For more than 100 years, conventional light microscopes have been vital tools for pathology. However, fine-scale details of cells cannot be seen with these scopes. The new technique relies on an approach known as expansion microscopy, developed originally in Edward Boyden’s lab at MIT, in which the researchers expand a tissue sample to 100 times its original volume before imaging it.

This expansion allows researchers to see features with a conventional light microscope that ordinarily could be seen only with an expensive, high-resolution electron microscope. It also reveals additional molecular information that the electron microscope cannot provide.

In a paper appearing in the 17 July issue of Nature Biotechnology, Boyden and his colleagues used this technique to distinguish early-stage breast lesions with high or low risk of progressing to cancer — a task that is challenging for human observers. This approach can also be applied to other diseases: In an analysis of kidney tissue, the researchers found that images of expanded samples revealed signs of kidney disease that can normally only be seen with an electron microscope.

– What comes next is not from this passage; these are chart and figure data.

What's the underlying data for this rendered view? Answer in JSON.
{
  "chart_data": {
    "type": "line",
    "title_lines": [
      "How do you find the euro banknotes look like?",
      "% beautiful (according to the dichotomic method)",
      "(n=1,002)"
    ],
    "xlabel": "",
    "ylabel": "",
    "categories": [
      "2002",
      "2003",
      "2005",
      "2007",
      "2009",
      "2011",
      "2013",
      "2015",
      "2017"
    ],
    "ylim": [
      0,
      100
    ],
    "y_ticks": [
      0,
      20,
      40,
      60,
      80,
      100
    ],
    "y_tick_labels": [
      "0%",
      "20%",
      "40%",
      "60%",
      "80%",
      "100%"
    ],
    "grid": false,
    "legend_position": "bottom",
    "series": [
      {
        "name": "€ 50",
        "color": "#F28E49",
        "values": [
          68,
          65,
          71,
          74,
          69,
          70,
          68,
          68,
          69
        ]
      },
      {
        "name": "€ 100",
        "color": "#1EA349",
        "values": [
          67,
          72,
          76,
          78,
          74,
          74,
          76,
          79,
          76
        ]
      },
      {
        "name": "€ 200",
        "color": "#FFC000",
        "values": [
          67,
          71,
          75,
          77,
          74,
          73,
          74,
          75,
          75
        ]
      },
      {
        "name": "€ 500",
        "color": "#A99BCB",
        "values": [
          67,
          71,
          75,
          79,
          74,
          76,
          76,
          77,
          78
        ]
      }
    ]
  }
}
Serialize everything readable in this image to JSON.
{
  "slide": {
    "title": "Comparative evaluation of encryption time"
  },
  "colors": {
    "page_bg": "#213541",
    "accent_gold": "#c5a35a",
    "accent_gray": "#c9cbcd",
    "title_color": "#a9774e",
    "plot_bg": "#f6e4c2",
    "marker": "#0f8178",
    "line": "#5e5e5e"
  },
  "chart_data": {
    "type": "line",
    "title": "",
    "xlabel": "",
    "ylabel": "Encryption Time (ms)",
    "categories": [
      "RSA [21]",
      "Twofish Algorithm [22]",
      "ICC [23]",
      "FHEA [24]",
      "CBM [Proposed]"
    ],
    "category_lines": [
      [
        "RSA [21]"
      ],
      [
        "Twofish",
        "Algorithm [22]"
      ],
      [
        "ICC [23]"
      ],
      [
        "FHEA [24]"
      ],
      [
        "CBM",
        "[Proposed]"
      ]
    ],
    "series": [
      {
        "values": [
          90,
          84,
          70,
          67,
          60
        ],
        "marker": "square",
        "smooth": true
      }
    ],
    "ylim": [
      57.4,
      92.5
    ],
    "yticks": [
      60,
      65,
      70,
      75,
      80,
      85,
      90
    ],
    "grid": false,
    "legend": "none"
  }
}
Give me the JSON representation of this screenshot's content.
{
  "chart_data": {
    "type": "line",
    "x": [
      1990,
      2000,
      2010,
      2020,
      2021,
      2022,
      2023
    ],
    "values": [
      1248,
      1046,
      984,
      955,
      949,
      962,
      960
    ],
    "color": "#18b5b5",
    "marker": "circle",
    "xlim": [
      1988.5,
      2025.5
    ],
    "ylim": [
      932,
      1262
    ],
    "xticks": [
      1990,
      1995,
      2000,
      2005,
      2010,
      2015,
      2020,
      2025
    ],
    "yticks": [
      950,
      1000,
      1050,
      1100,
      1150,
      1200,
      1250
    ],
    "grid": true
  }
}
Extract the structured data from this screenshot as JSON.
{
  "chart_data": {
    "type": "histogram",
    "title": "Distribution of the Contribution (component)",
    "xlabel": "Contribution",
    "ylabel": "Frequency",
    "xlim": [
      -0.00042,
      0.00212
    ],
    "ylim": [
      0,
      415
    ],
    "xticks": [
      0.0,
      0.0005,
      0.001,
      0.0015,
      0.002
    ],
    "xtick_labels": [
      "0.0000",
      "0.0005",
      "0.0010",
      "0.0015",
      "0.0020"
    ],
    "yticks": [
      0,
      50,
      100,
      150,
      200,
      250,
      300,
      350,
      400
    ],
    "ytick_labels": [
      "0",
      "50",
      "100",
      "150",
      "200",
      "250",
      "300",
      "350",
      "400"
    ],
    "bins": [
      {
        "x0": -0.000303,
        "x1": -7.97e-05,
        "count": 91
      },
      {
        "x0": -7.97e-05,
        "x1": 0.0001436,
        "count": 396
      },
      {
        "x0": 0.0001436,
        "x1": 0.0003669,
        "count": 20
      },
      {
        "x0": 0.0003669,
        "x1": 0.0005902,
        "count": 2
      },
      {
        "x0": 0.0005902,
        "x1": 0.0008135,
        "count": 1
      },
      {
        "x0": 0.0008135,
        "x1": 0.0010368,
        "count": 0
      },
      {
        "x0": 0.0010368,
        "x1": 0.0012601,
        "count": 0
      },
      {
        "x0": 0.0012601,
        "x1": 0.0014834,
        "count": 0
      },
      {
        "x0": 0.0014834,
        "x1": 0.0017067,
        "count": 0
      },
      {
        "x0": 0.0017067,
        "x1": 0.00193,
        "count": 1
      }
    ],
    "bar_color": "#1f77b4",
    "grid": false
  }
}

“Using expansion microscopy, we are able to diagnose diseases that were previously impossible to diagnose with a conventional light microscope,” says Octavian Bucur, an instructor at Harvard Medical School, Beth Israel Deaconess Medical Center (BIDMC), and the Ludwig Center at Harvard, and one of the paper’s lead authors.
MIT postdoc Yongxin Zhao is the paper’s co-lead author. Boyden and Andrew Beck, a former associate professor at Harvard Medical School and BIDMC, are the paper’s senior authors.